La falta de agua sigue afectando al tradicional lugar - Este fin de semana gran cantidad de ejemplares aparecieron sin vida en la costa - Desde la sociedad de fomento del Parque Natural de Junín aseguraron que el número de veraneantes apenas alcanza al treinta por ciento de años anteriores
En una recorrida realizada este fin de semana por el Parque Natural, se constató un gran número de ejemplares de pejerreyes sin vida –de aproximadamente 25 centímetros- que, pese a los constantes trabajos de limpieza realizados por el Gobierno local, se convirtieron en un triste paisaje del principal atractivo turístico de la ciudad.
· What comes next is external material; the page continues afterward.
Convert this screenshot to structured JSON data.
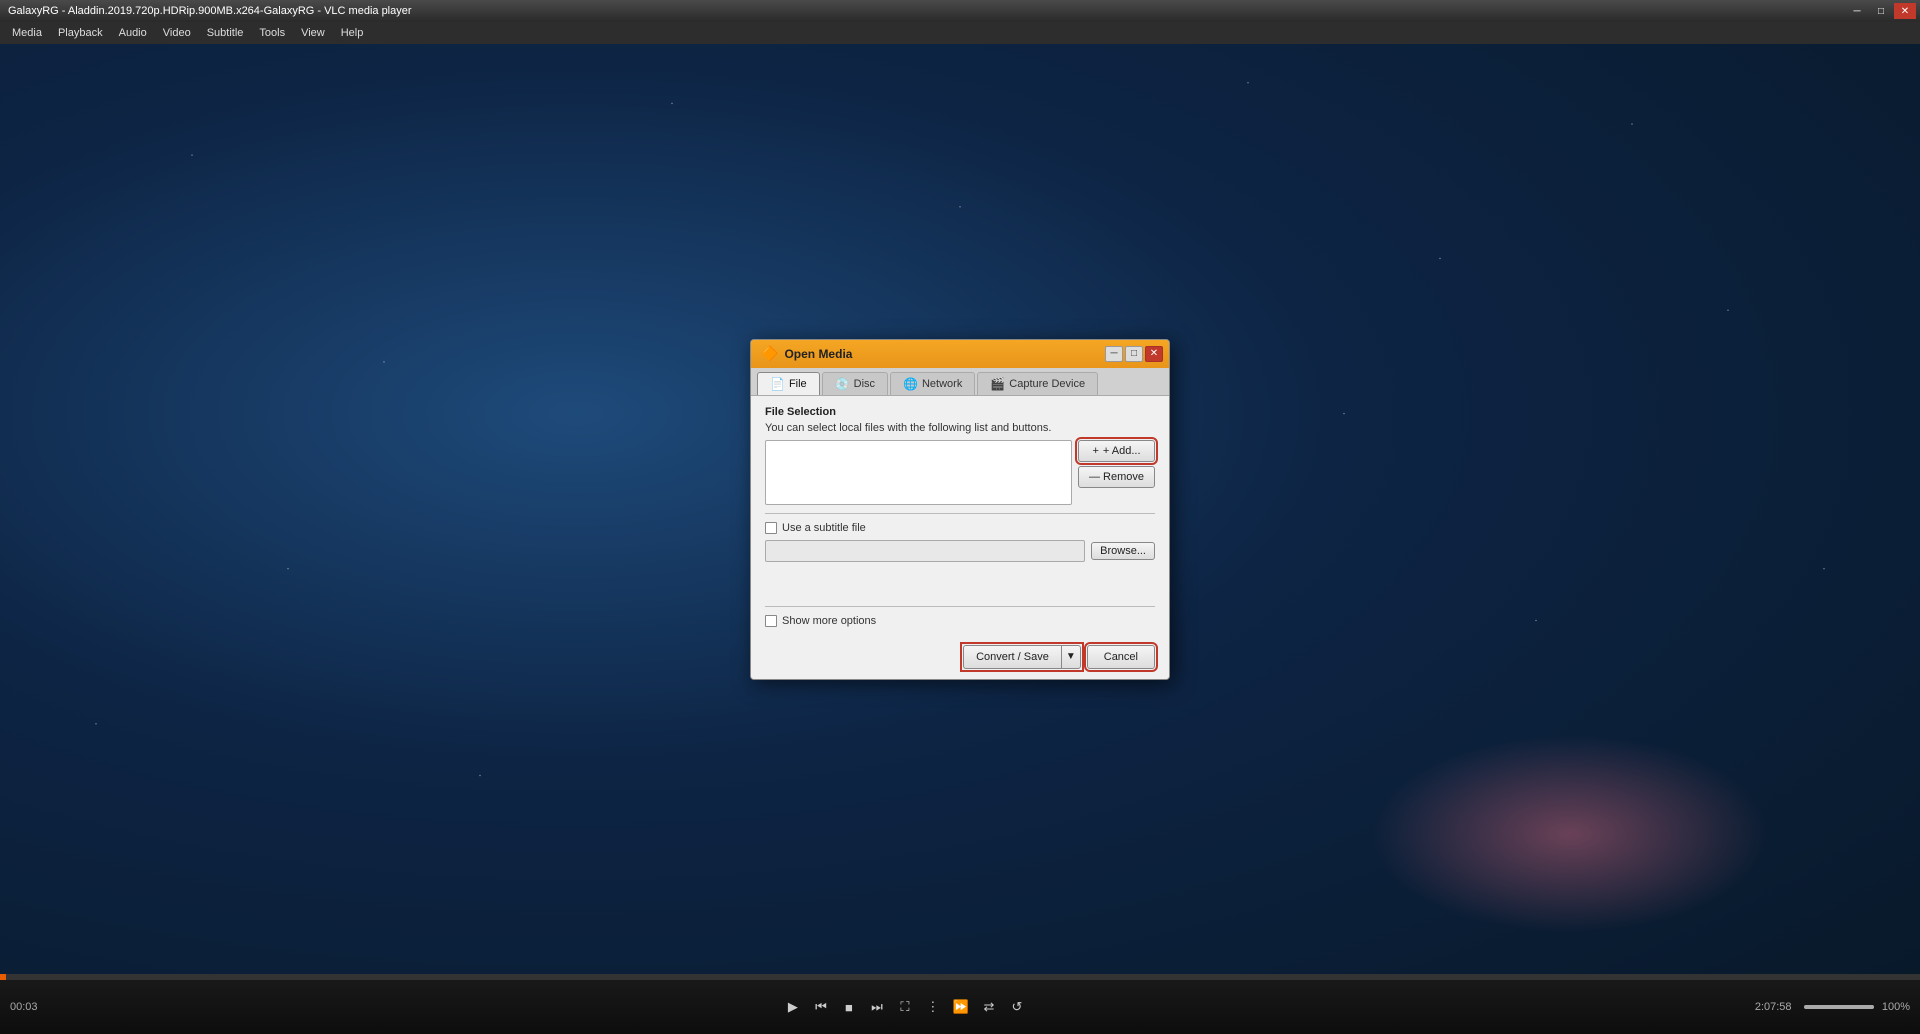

En diálogo con Democracia, el secretario de la sociedad de fomento de la Laguna, Héctor Novaresse, lamentó las condiciones en las que se encuentra el lugar y aseguró que los efectos de la sequía produjeron una “enorme baja en el turismo”.
“La caída del turismo es total. Los visitantes de esta temporada apenas alcanzan al 20 o el 30 por ciento de otros años. La sequía no sólo está afectando al campo, sino también a los que vivimos de esta actividad”.
El fomentista sostuvo que, a diferencia de otros años, los veraneantes alquilan pocas casillas y no se quedan durante los días de semana, hecho que provoca importantes pérdidas en el sector. En este sentido, afirmó: “De las ocho casas que tengo en alquiler, apenas alquilo dos o tres en los fines de semana, mientras que en otros años no me alcanzaban los lugares. Normalmente tendría que haber mil personas, pero en la semana no hay nadie”.
Para paliar la situación, Novaresse realizó un convenio personal con el Club Automoto, por medio del cual los turistas pueden aprovechar sus instalaciones con un 50 por ciento de descuento.
Limpieza permanente
En relación a la limpieza del lugar, indicó que “los empleados municipales comienzan a trabajar a las seis de la mañana”, medida que sin embargo resulta insuficiente para evitar la permanente acumulación de peces muertos en las costas.
Los trabajos de remoción están a cargo de la secretaría de Producción, la dirección de Pesca, los talleres municipales y los propietarios de los puestos de carnada, quienes debieron redoblar sus esfuerzos para hacer frente a la situación extraordinaria.
Días pasados, el secretario de Turismo del Gobierno local, Juan Pablo Mastrángelo, afirmó que, según los resultados de un estudio realizado por el Organismo Provincial para el Desarrollo Sostenible (OPDS), “todavía no hay falta de oxígeno” en el agua, sino “un alto nivel de sal”, que es lo que provoca que se mueran las distintas especies que habitan la Laguna de Gómez.
Olor nauseabundo y peligro
Tras el respiro de algunos días, el olor nauseabundo volvió a invadir el centro turístico, provocando importantes molestias entre los juninenses y turistas.
De hecho, muchas de las personas que durante la mañana y la tarde del domingo visitaron el Parque Natural, debieron permanecer alejados de la costa, porque el olor –dijeron- era “insoportable”.
Pese a ello, algunos turistas –entre ellos, chicos- decidieron sumergirse en el espejo de agua, con la peligrosidad que reviste el contacto directo con los animales muertos.